Corresponding author: Jacob Sutton, MD, Department of Internal Medicine, Staten Island University Hospital-Northwell Health, 475 Seaview Avenue, Staten Island, NY 10305, United States. jsutton2@northwell.edu

Received: June 11, 2025
Revised: June 26, 2025
Accepted: October 22, 2025
Published online: November 26, 2025
Processing time: 163 Days and 6.1 Hours

Abstract

BACKGROUND

This study investigates the impact of type 2 diabetes mellitus (T2DM) on the risk of interstitial lung disease (ILD) and its subtypes in patients with rheumatoid arthritis (RA). RA is often complicated by ILD. T2DM has systemic proinflammatory effects, but its impact on RA-related ILD is unclear. This research aims to elucidate the interplay between these conditions to inform clinical management and patient care strategies.

AIM

To determine if RA patients with T2DM have a higher occurrence of ILD compared to RA patients without T2DM.

METHODS

We conducted a retrospective cohort study using the 2019-2020 National Inpatient Sample. Adult RA patients with and without T2DM were identified via International Classification of Diseases, 10^th Revision (ICD-10) codes. Propensity score matching (1:1) balanced 15+ confounders. Logistic regression assessed the association of T2DM with ILD (overall and by subtype) and secondary outcomes (acute respiratory distress syndrome, pneumothorax, pleural effusion, pulmonary hypertension). Missing data were excluded. ILD subtypes were included based on ICD-10 codes and case count.

RESULTS

Among 199380 RA inpatients, ILD was more common in those with T2DM (2.25%) vs without (1.11%). After matching (n = 121046), ILD remained higher in RA + T2DM [odds ratio (OR) = 2.02, 95%CI: 1.84-2.22, P < 0.001], with an absolute risk increase of about 1.14%. T2DM was associated with higher odds of ILD subtypes including usual interstitial pneumonia (OR = 3.20) and non-specific interstitial pneumonia (OR = 3.50). Other subtypes showed elevated ORs; eosinophilic pneumonia showed an inverse association (OR = 0.23). PAH and pneumothorax were also more common in RA + T2DM (OR = 1.40 and 1.85, respectively). Acute respiratory distress syndrome and pleural effusion rates did not differ by T2DM status. Rare subtype findings should be interpreted cautiously.

CONCLUSION

T2DM increases ILD risk in RA and is linked to higher rates of pulmonary hypertension and pneumothorax, suggesting a role in exacerbating RA-related lung complications.

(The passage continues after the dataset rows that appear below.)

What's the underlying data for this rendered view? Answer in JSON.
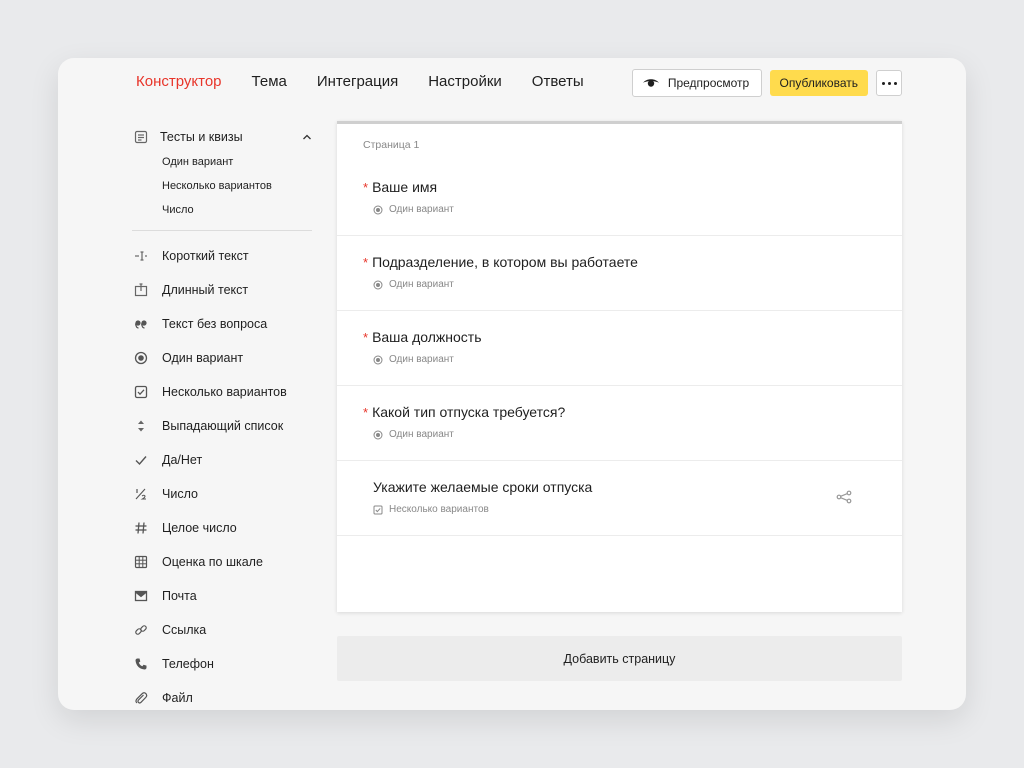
{
  "header": {
    "nav": [
      {
        "label": "Конструктор",
        "active": true
      },
      {
        "label": "Тема"
      },
      {
        "label": "Интеграция"
      },
      {
        "label": "Настройки"
      },
      {
        "label": "Ответы"
      }
    ],
    "preview_label": "Предпросмотр",
    "publish_label": "Опубликовать"
  },
  "sidebar": {
    "group": {
      "label": "Тесты и квизы",
      "items": [
        "Один вариант",
        "Несколько вариантов",
        "Число"
      ]
    },
    "items": [
      {
        "label": "Короткий текст",
        "icon": "short-text-icon"
      },
      {
        "label": "Длинный текст",
        "icon": "long-text-icon"
      },
      {
        "label": "Текст без вопроса",
        "icon": "quote-icon"
      },
      {
        "label": "Один вариант",
        "icon": "radio-icon"
      },
      {
        "label": "Несколько вариантов",
        "icon": "checkbox-icon"
      },
      {
        "label": "Выпадающий список",
        "icon": "dropdown-icon"
      },
      {
        "label": "Да/Нет",
        "icon": "check-icon"
      },
      {
        "label": "Число",
        "icon": "fraction-icon"
      },
      {
        "label": "Целое число",
        "icon": "hash-icon"
      },
      {
        "label": "Оценка по шкале",
        "icon": "grid-icon"
      },
      {
        "label": "Почта",
        "icon": "mail-icon"
      },
      {
        "label": "Ссылка",
        "icon": "link-icon"
      },
      {
        "label": "Телефон",
        "icon": "phone-icon"
      },
      {
        "label": "Файл",
        "icon": "paperclip-icon"
      }
    ]
  },
  "form": {
    "page_label": "Страница 1",
    "required_mark": "*",
    "questions": [
      {
        "title": "Ваше имя",
        "type": "Один вариант",
        "required": true
      },
      {
        "title": "Подразделение, в котором вы работаете",
        "type": "Один вариант",
        "required": true
      },
      {
        "title": "Ваша должность",
        "type": "Один вариант",
        "required": true
      },
      {
        "title": "Какой тип отпуска требуется?",
        "type": "Один вариант",
        "required": true
      },
      {
        "title": "Укажите желаемые сроки отпуска",
        "type": "Несколько вариантов",
        "required": false
      }
    ],
    "add_page_label": "Добавить страницу"
  },
  "colors": {
    "accent": "#e8352a",
    "publish": "#ffdb4d"
  }
}
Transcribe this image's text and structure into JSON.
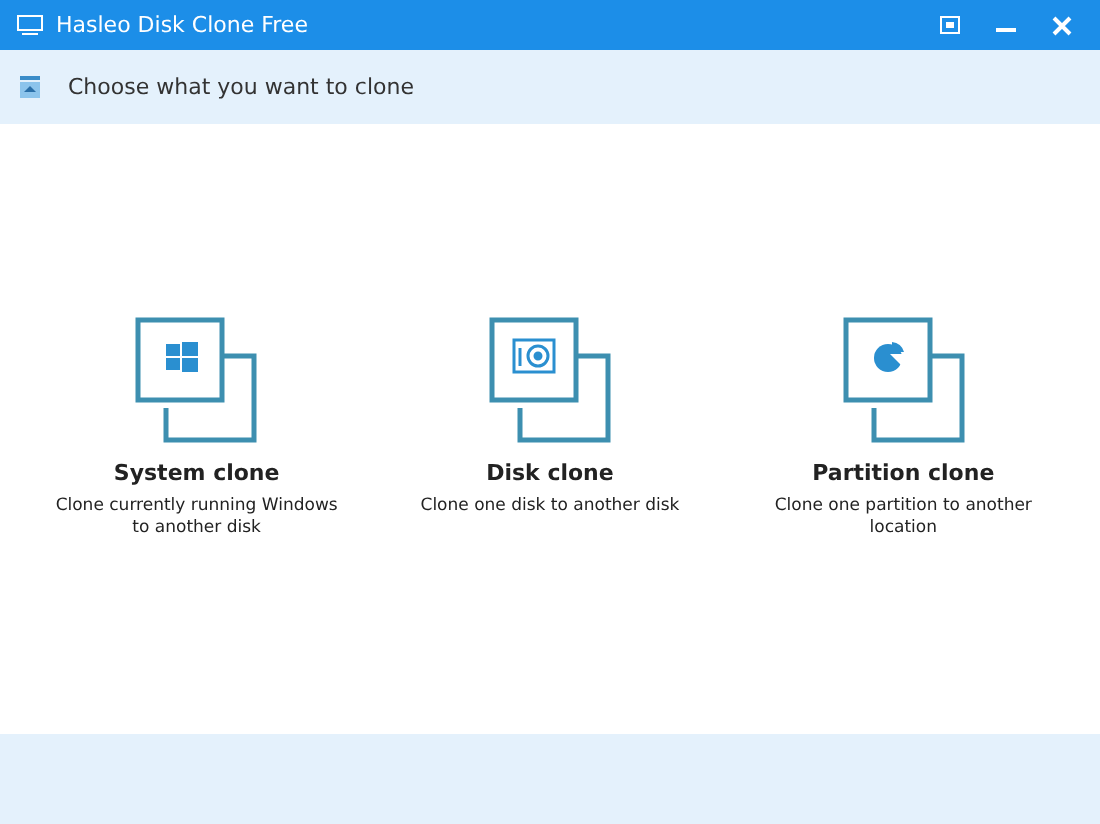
{
  "window": {
    "title": "Hasleo Disk Clone Free"
  },
  "header": {
    "title": "Choose what you want to clone"
  },
  "options": [
    {
      "kind": "system",
      "title": "System clone",
      "description": "Clone currently running Windows to another disk"
    },
    {
      "kind": "disk",
      "title": "Disk clone",
      "description": "Clone one disk to another disk"
    },
    {
      "kind": "partition",
      "title": "Partition clone",
      "description": "Clone one partition to another location"
    }
  ]
}
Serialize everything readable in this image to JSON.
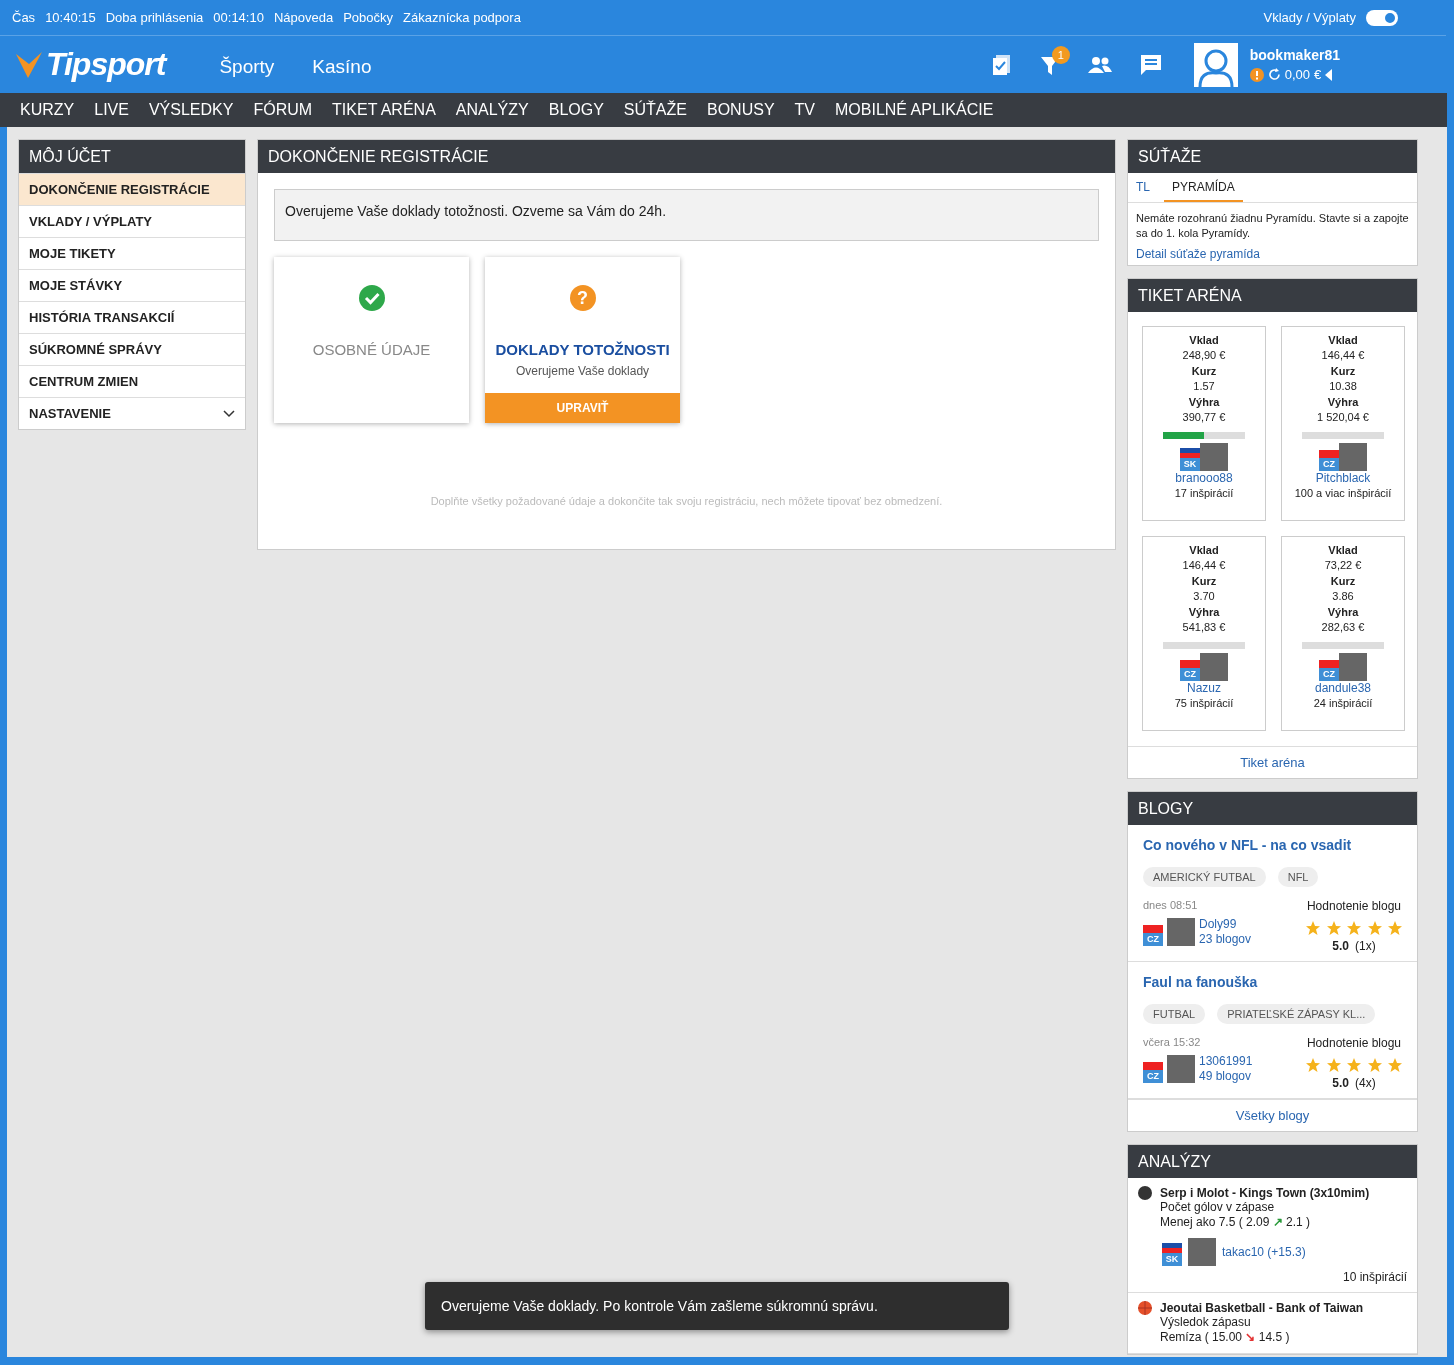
{
  "top_bar": {
    "items": [
      {
        "label": "Čas",
        "value": "10:40:15"
      },
      {
        "label": "Doba prihlásenia",
        "value": "00:14:10"
      }
    ],
    "links": [
      "Nápoveda",
      "Pobočky",
      "Zákaznícka podpora"
    ],
    "right_link": "Vklady / Výplaty",
    "toggle": {
      "on": true
    }
  },
  "header": {
    "logo": "Tipsport",
    "menu": [
      "Športy",
      "Kasíno"
    ],
    "notification_count": "1",
    "username": "bookmaker81",
    "balance": "0,00",
    "currency": "€"
  },
  "nav": [
    "KURZY",
    "LIVE",
    "VÝSLEDKY",
    "FÓRUM",
    "TIKET ARÉNA",
    "ANALÝZY",
    "BLOGY",
    "SÚŤAŽE",
    "BONUSY",
    "TV",
    "MOBILNÉ APLIKÁCIE"
  ],
  "sidebar": {
    "title": "MÔJ ÚČET",
    "items": [
      {
        "label": "DOKONČENIE REGISTRÁCIE",
        "selected": true,
        "kind": "link"
      },
      {
        "label": "VKLADY / VÝPLATY",
        "selected": false,
        "kind": "link"
      },
      {
        "label": "MOJE TIKETY",
        "selected": false,
        "kind": "link"
      },
      {
        "label": "MOJE STÁVKY",
        "selected": false,
        "kind": "link"
      },
      {
        "label": "HISTÓRIA TRANSAKCIÍ",
        "selected": false,
        "kind": "link"
      },
      {
        "label": "SÚKROMNÉ SPRÁVY",
        "selected": false,
        "kind": "link"
      },
      {
        "label": "CENTRUM ZMIEN",
        "selected": false,
        "kind": "link"
      },
      {
        "label": "NASTAVENIE",
        "selected": false,
        "kind": "group"
      }
    ]
  },
  "main": {
    "title": "DOKONČENIE REGISTRÁCIE",
    "notice": "Overujeme Vaše doklady totožnosti. Ozveme sa Vám do 24h.",
    "steps": [
      {
        "kind": "done",
        "title": "OSOBNÉ ÚDAJE"
      },
      {
        "kind": "pending",
        "icon": "?",
        "title": "DOKLADY TOTOŽNOSTI",
        "subtitle": "Overujeme Vaše doklady",
        "button": "UPRAVIŤ"
      }
    ],
    "footer": "Doplňte všetky požadované údaje a dokončite tak svoju registráciu, nech môžete tipovať bez obmedzení."
  },
  "contests": {
    "title": "SÚŤAŽE",
    "tabs": [
      {
        "label": "TL",
        "selected": false
      },
      {
        "label": "PYRAMÍDA",
        "selected": true
      }
    ],
    "text": "Nemáte rozohranú žiadnu Pyramídu. Stavte si a zapojte sa do 1. kola Pyramídy.",
    "link": "Detail súťaže pyramída"
  },
  "ticket_arena": {
    "title": "TIKET ARÉNA",
    "tickets": [
      {
        "stake_label": "Vklad",
        "stake": "248,90 €",
        "odds_label": "Kurz",
        "odds": "1.57",
        "win_label": "Výhra",
        "win": "390,77 €",
        "level": 0.5,
        "flag": "SK",
        "user": "branooo88",
        "inspirations": "17 inšpirácií"
      },
      {
        "stake_label": "Vklad",
        "stake": "146,44 €",
        "odds_label": "Kurz",
        "odds": "10.38",
        "win_label": "Výhra",
        "win": "1 520,04 €",
        "level": 0,
        "flag": "CZ",
        "user": "Pitchblack",
        "inspirations": "100 a viac inšpirácií"
      },
      {
        "stake_label": "Vklad",
        "stake": "146,44 €",
        "odds_label": "Kurz",
        "odds": "3.70",
        "win_label": "Výhra",
        "win": "541,83 €",
        "level": 0,
        "flag": "CZ",
        "user": "Nazuz",
        "inspirations": "75 inšpirácií"
      },
      {
        "stake_label": "Vklad",
        "stake": "73,22 €",
        "odds_label": "Kurz",
        "odds": "3.86",
        "win_label": "Výhra",
        "win": "282,63 €",
        "level": 0,
        "flag": "CZ",
        "user": "dandule38",
        "inspirations": "24 inšpirácií"
      }
    ],
    "link": "Tiket aréna"
  },
  "blogs": {
    "title": "BLOGY",
    "posts": [
      {
        "title": "Co nového v NFL - na co vsadit",
        "tags": [
          "AMERICKÝ FUTBAL",
          "NFL"
        ],
        "time": "dnes 08:51",
        "rating_label": "Hodnotenie blogu",
        "flag": "CZ",
        "author": "Doly99",
        "count": "23 blogov",
        "stars": 5,
        "score": "5.0",
        "votes": "(1x)"
      },
      {
        "title": "Faul na fanouška",
        "tags": [
          "FUTBAL",
          "PRIATEĽSKÉ ZÁPASY KL..."
        ],
        "time": "včera 15:32",
        "rating_label": "Hodnotenie blogu",
        "flag": "CZ",
        "author": "13061991",
        "count": "49 blogov",
        "stars": 5,
        "score": "5.0",
        "votes": "(4x)"
      }
    ],
    "link": "Všetky blogy"
  },
  "analyses": {
    "title": "ANALÝZY",
    "items": [
      {
        "kind": "hockey",
        "match": "Serp i Molot - Kings Town (3x10mim)",
        "market": "Počet gólov v zápase",
        "pick": "Menej ako 7.5 ( 2.09",
        "change": {
          "arrow": "↗",
          "color": "#2a9a3a"
        },
        "new_odds": "2.1 )",
        "flag": "SK",
        "user": "takac10 (+15.3)",
        "inspirations": "10 inšpirácií"
      },
      {
        "kind": "basketball",
        "match": "Jeoutai Basketball - Bank of Taiwan",
        "market": "Výsledok zápasu",
        "pick": "Remíza ( 15.00",
        "change": {
          "arrow": "↘",
          "color": "#e33333"
        },
        "new_odds": "14.5 )"
      }
    ]
  },
  "toast": "Overujeme Vaše doklady. Po kontrole Vám zašleme súkromnú správu."
}
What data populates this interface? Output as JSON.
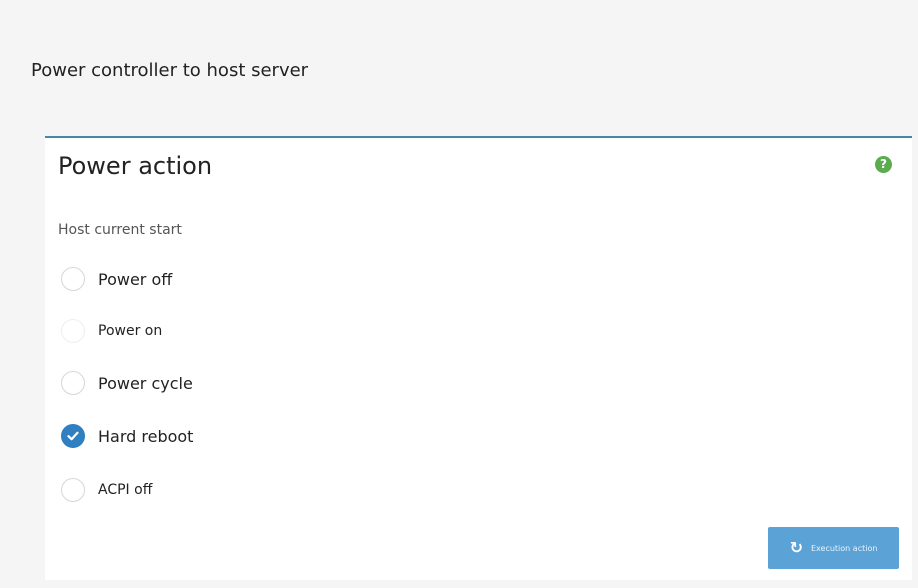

Keywords: Rheumatoid arthritis; Diabetes mellitus; Interstitial lung disease; Pulmonary hypertension; Pulmonary fibrosis

Core Tip: In this large inpatient study, we found that rheumatoid arthritis (RA) patients with type 2 diabetes have about twice the odds of developing interstitial lung disease compared to those without diabetes. This novel association remained significant after adjusting for numerous confounders. Diabetic RA patients also showed more pulmonary hypertension and pneumothorax. These results highlight the “diabetic lung” as a potential new consideration in RA care. Clinicians should be aware that co-morbid diabetes might heighten pulmonary risks in RA, although prospective studies are needed to confirm if controlling diabetes can improve lung outcomes.